Academician Liu Ming from the Institute of Microelectronics of the Chinese Academy of Sciences and others have developed a digital analog hybrid memory and computing integrated macro chip based on external product operation, designed a digital analog hybrid floating point SRAM internal memory computing scheme, proposed a hybrid method of analog and digital memory and computing macros, and combined the advantages of using analog memory for efficient array internal bit multiplication and using digital memory for efficient array external multi bit shift accumulation to achieve overall high energy efficiency and area efficiency. The research uses a residual type analog-to-digital converter architecture to achieve high throughput and low overhead by reducing the required resolution of the analog-to-digital converter to only the logarithm of the input bit accuracy. Through a floating-point/fixed-point memory block architecture based on mathematical principles of matrix outer product calculation, matrix matrix vector calculation can be completed through an accumulator element. Compared with previous digital storage schemes that use the matrix inner product principle of large fan in and multi-level adder trees, it can reduce the transmission delay of operations and have a higher overall computational throughput. This architecture supports fine-grained unstructured activation sparsity to further improve overall energy efficiency. This integrated memory and computing macro chip is fabricated in a 28nm CMOS process and can support BF16 floating-point precision operations and INT8 fixed-point precision operations.

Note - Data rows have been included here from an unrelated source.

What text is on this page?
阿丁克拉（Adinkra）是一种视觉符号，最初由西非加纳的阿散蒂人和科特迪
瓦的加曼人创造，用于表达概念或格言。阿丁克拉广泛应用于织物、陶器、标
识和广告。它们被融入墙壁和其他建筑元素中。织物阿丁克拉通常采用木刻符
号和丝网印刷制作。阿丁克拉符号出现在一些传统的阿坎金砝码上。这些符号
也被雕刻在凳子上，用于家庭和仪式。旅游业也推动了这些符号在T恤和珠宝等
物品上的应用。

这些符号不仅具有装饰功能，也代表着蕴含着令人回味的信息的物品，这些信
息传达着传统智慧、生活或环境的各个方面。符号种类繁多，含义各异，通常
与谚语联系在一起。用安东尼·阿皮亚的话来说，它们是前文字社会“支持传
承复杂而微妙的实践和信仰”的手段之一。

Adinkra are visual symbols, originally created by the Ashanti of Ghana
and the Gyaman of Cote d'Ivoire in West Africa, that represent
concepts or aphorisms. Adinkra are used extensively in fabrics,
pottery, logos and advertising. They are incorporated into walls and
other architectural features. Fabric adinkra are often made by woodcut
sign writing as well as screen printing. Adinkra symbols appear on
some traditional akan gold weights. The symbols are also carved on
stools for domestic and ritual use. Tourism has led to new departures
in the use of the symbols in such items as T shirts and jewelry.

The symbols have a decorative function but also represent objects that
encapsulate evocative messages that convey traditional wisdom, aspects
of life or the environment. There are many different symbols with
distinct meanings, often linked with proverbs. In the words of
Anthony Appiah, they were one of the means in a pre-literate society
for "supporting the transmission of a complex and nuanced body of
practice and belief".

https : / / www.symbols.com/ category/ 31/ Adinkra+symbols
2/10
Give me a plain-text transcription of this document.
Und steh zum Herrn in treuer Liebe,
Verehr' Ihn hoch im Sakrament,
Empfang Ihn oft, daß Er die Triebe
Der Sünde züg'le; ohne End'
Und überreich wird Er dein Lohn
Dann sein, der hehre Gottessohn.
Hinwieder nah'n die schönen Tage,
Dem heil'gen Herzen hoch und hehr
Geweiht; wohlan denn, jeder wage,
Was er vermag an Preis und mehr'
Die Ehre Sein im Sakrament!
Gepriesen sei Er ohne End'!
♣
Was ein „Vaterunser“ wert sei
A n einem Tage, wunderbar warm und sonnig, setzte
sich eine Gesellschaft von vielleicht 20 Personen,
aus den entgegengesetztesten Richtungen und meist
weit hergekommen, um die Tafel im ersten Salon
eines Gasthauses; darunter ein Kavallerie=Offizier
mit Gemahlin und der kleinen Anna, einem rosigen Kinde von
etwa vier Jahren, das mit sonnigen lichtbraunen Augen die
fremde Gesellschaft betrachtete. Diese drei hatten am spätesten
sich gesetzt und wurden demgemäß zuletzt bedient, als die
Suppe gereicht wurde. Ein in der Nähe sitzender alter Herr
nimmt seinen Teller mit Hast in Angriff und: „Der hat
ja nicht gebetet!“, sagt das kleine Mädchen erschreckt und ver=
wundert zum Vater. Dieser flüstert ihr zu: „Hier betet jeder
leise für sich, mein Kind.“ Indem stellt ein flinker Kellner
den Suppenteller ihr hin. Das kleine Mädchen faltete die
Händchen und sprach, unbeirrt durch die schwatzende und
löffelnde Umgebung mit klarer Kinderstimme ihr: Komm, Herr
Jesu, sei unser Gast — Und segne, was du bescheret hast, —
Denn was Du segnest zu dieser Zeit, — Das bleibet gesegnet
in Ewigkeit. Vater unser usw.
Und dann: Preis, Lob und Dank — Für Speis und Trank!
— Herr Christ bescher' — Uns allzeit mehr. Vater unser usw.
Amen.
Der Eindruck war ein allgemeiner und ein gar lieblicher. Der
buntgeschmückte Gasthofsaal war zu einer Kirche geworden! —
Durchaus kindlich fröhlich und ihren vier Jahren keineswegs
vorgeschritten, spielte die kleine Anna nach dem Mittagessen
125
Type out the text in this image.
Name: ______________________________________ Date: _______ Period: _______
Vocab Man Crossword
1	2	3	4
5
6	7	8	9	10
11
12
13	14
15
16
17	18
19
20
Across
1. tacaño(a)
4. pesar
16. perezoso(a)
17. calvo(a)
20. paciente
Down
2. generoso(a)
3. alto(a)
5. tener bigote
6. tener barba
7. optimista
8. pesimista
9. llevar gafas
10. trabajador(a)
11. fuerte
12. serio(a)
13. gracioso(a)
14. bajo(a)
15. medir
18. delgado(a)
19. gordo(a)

The peak energy efficiency of BF16 floating-point matrix matrix vector calculation reaches 72.12TFLOP/W, and the peak energy efficiency of INT8 fixed-point matrix matrix vector calculation reaches 111.17TFLOP/W. The above achievements provide a new approach for the integration of storage and computing architecture chips using a mixed digital and analog solution.
Recently, the research findings on A 28nm 72.12TFLOPS/W Hybrid Domain Outer Product Based Floating Point SRAM Computing in Memory Macro with Logarithmm Bit Width Residual ADC were presented at the 2024 International Solid State Circuit Conference (ISSCC 2024). This study was conducted in collaboration between the Institute of Microelectronics and Beijing Institute of Technology. The research work has been supported by the national key research and development plan, the National Natural Science Foundation of China and the Chinese Academy of Sciences strategic leading science and technology project.